11.04.2012 Auszug Weser-Kurier:
Hans-Ulrich Salmen, Geschäftsführer der Stadtwerke Delmenhorst (SWD), hat ausreichend im Vorfeld der Wasserwerk-Schließung in der Graft über mögliche Konsequenzen informiert.
Das geht aus dem Gutachten-Entwurf der mit der Prüfung beauftragten Bremer Kanzlei GKMP Pencereci hervor. Damit wird der Ball an zwei weitere Akteure im Streit um die
Graft-Versumpfung weitergespielt: den SWD-Aufsichtsrat und die Verwaltung. Der Aufsichtsrat der Stadtwerke wurde informiert, dass das Grundwasser steigt, sobald in der Graft
kein Trinkwasser mehr gefördert wird. Das hatte der Hydrogeologe Hans-Henning Meyer bereits 2003 in einem Schreiben und mit Karten dargestellt.
Allerdings bleibt auch einiges im Dunkeln und lässt sich nicht mehr genau ergründen. Zum Beispiel was 2003 mit den Erkenntnissen geschehen ist. Wahrscheinlich lag das Schreiben viele
Jahre in der Schublade und wurde erst 2011 wieder hervorgeholt, und zwar als die ganze Graft-Geschichte
hochkochte und vor allem die Frage gestellt wurde, wer wann was wusste und wer es eventuell versäumt hat, aus den Fakten die richtigen Schlüsse zu ziehen.
Fakt ist: Salmen zeigte seinem Aufsichtsrat die Karten, die den prognostizierten Grundwasseranstieg bei Einstellung der Trinkwassergewinnung zeigen. Fakt ist auch, dass der
Aufsichtsrat am 3. Februar 2009 über dieses Thema sprach. Sicher ist zudem, dass Salmen das Schreiben des Hydrogeologen damals nicht erwähnte. Fest steht darüber hinaus, dass
sich die Aufsichtsratsmitglieder wegen des vorhergesagten Grundwasseranstiegs lediglich um den Badneubau sorgten. Sie zogen wohl die falschen Schlüsse aus den Kartenmaterial.
Oder vielleicht zogen sie auch gar keine Schlüsse daraus.

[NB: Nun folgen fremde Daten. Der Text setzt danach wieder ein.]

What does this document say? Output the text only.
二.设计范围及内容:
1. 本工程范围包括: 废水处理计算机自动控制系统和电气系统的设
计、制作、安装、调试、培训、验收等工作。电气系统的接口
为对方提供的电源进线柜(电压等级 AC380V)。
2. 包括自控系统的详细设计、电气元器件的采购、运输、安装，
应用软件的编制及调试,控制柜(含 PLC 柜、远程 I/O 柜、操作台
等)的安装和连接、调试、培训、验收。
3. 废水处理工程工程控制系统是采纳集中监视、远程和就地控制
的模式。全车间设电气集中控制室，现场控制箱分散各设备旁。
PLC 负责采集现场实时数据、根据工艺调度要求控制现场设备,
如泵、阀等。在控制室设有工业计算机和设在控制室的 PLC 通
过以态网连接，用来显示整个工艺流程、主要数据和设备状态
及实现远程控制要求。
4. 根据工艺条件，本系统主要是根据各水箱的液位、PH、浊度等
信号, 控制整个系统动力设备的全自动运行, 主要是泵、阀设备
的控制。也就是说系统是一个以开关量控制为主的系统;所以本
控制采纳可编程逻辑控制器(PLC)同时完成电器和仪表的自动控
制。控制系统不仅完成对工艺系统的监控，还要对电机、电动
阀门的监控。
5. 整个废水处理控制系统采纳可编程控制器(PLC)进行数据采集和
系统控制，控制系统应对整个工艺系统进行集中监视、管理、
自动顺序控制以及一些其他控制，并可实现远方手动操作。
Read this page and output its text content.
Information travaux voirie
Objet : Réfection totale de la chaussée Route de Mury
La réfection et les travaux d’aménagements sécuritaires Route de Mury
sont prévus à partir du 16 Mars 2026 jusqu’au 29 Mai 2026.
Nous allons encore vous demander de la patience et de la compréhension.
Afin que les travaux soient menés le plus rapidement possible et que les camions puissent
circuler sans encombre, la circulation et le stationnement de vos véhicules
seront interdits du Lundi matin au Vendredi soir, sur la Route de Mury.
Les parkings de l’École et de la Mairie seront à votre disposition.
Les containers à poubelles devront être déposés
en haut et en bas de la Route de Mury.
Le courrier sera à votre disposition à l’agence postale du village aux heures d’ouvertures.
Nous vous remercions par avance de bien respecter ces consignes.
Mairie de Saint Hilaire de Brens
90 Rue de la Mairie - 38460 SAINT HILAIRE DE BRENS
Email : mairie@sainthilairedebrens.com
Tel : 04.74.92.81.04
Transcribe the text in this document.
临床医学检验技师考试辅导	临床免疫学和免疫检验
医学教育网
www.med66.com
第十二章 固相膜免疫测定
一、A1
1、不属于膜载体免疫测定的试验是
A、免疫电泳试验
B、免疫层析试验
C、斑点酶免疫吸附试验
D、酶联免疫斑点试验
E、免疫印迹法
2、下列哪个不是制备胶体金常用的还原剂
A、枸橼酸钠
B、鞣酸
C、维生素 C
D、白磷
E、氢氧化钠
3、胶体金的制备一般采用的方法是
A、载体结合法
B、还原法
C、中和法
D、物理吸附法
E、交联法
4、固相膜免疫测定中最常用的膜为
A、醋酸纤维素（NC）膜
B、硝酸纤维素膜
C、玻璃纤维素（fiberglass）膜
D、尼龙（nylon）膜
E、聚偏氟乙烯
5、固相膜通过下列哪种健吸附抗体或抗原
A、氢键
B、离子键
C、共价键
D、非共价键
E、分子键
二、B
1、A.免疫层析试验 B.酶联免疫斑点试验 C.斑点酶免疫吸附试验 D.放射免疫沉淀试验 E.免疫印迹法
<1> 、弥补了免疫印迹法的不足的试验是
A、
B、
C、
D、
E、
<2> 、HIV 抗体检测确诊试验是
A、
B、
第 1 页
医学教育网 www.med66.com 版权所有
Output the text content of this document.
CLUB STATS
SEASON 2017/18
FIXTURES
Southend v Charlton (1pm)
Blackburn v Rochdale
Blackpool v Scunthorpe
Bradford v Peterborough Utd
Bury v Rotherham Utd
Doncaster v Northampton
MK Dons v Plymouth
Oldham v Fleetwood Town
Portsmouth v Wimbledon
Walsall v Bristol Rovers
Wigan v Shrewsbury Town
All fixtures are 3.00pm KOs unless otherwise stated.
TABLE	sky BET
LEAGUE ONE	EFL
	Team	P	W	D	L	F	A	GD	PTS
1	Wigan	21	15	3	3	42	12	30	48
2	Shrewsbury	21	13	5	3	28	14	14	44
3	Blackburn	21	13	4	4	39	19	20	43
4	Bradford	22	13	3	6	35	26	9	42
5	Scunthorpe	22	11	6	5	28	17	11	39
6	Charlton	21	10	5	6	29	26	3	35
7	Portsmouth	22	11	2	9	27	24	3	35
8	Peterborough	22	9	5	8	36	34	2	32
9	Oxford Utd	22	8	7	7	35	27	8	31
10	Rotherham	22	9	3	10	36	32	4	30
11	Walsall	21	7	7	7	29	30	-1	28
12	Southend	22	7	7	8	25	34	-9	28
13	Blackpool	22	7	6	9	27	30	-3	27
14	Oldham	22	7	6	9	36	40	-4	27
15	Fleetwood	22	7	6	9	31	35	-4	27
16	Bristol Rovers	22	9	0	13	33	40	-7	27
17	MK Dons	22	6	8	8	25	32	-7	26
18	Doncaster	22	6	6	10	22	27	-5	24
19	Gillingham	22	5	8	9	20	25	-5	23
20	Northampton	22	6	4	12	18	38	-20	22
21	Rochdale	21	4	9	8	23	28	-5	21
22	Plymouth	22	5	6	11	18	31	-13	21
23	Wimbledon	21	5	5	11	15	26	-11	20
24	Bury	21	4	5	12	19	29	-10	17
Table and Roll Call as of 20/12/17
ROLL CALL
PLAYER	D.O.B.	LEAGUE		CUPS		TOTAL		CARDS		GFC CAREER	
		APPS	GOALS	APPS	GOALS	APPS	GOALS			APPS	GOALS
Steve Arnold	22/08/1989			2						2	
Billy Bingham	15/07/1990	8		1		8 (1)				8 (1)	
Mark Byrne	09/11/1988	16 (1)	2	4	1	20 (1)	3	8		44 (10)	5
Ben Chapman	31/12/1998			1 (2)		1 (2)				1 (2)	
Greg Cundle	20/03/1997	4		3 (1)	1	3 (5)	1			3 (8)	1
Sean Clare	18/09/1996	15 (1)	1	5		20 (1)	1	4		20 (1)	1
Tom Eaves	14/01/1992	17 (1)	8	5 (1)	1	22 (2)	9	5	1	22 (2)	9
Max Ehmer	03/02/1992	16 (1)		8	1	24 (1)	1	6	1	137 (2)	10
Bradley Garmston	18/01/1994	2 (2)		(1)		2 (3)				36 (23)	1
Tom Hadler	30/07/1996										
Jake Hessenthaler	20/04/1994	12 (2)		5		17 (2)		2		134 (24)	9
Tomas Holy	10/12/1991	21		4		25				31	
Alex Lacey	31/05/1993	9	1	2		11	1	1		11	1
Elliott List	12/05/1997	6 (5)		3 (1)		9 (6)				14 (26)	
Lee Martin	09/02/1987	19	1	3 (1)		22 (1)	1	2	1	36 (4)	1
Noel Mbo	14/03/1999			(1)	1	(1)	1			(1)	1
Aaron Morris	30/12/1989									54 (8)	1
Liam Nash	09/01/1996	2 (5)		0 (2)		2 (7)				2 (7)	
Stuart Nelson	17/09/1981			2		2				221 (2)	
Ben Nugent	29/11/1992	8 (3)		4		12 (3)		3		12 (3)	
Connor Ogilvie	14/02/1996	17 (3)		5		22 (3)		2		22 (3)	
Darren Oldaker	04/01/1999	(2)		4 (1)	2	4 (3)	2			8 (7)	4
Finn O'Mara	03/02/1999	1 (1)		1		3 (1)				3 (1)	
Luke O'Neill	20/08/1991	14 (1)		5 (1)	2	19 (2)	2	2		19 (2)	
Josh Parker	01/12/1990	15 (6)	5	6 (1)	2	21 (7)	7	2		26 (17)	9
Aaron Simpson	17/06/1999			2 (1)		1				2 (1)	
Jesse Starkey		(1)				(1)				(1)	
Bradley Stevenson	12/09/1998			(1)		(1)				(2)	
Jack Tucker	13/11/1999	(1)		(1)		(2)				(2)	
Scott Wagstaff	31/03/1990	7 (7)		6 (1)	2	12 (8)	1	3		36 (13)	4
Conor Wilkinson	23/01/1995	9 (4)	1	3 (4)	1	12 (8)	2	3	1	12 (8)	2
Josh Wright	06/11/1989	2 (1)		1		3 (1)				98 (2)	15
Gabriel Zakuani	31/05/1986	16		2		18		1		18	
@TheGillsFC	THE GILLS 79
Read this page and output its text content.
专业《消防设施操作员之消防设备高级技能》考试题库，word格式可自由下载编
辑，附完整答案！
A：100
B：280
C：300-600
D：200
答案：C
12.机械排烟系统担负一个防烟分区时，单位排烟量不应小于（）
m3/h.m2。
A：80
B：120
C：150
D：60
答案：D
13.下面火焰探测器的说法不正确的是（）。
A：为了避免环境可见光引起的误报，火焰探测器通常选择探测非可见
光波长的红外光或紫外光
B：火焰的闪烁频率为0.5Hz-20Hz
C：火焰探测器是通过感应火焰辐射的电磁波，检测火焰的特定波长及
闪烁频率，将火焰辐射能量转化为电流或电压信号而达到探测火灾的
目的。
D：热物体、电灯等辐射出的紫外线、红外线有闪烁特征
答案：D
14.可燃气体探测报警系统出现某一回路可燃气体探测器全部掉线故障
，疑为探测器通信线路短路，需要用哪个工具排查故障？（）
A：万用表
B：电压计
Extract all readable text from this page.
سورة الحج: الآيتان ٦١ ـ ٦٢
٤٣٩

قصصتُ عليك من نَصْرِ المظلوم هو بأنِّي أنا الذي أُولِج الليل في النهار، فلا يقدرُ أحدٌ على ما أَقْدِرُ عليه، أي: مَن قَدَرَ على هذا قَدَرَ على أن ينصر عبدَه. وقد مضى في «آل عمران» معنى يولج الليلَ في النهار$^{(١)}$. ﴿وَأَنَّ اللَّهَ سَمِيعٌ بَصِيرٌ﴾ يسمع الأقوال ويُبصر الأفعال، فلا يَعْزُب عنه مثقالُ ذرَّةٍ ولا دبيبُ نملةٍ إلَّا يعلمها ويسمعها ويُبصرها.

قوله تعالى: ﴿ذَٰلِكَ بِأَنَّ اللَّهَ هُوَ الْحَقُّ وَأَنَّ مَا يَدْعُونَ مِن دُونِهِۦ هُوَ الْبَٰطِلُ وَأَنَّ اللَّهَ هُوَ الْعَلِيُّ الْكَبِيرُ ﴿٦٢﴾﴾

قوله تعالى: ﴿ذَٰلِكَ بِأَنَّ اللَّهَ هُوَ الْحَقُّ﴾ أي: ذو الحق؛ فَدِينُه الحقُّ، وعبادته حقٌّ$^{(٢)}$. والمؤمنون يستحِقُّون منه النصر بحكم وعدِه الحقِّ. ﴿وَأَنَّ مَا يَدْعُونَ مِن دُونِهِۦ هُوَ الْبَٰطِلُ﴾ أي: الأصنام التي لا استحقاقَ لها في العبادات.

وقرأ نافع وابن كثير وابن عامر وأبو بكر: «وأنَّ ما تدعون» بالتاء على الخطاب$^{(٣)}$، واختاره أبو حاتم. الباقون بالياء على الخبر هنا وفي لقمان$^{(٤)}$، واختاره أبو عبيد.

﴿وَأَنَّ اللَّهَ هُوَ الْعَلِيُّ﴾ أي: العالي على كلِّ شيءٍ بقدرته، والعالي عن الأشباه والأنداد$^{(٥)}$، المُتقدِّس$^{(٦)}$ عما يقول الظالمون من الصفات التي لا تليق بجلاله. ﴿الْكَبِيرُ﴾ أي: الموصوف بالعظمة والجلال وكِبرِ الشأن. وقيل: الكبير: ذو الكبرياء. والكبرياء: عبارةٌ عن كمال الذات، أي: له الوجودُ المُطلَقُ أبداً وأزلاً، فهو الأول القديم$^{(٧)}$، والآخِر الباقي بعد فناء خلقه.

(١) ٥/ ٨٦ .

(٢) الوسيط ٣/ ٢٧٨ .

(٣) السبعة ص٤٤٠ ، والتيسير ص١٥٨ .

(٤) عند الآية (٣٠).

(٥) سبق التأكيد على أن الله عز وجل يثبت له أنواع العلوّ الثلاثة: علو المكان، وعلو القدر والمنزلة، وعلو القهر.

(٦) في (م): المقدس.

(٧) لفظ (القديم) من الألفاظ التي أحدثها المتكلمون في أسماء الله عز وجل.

Pencereci verweist in dem 33-seitigen Gutachten-Entwurf zwar auf die Informationspflicht der Aufsichtsratsmitglieder, notfalls indem sie Sachverstand von außen in die Beratungen
einbeziehen, allerdings erläutert er auch, dass sich die Aufsichtsräte in erster Linie darum zu kümmern haben, dass städtische Tochterfirmen wie die SWD im kommunalen Interesse
handeln. Sie haben also das originäre geschäftliche Handeln zu kontrollieren. Folgen einer Nicht-mehr-Tätigkeit des Unternehmens bezieht das nicht mit ein – daraus folgt, dass
die Aufsichtsratsmitglieder nicht haftbar gemacht werden können. Was übrigens auch für die Stadtwerke und die Stadt selbst gilt. Pencereci erklärt, dass wohl niemandem
Schadenersatz zusteht. Er zitiert einen Beschluss des Oberverwaltungsgerichts Lüneburg vom 14. Oktober 2011.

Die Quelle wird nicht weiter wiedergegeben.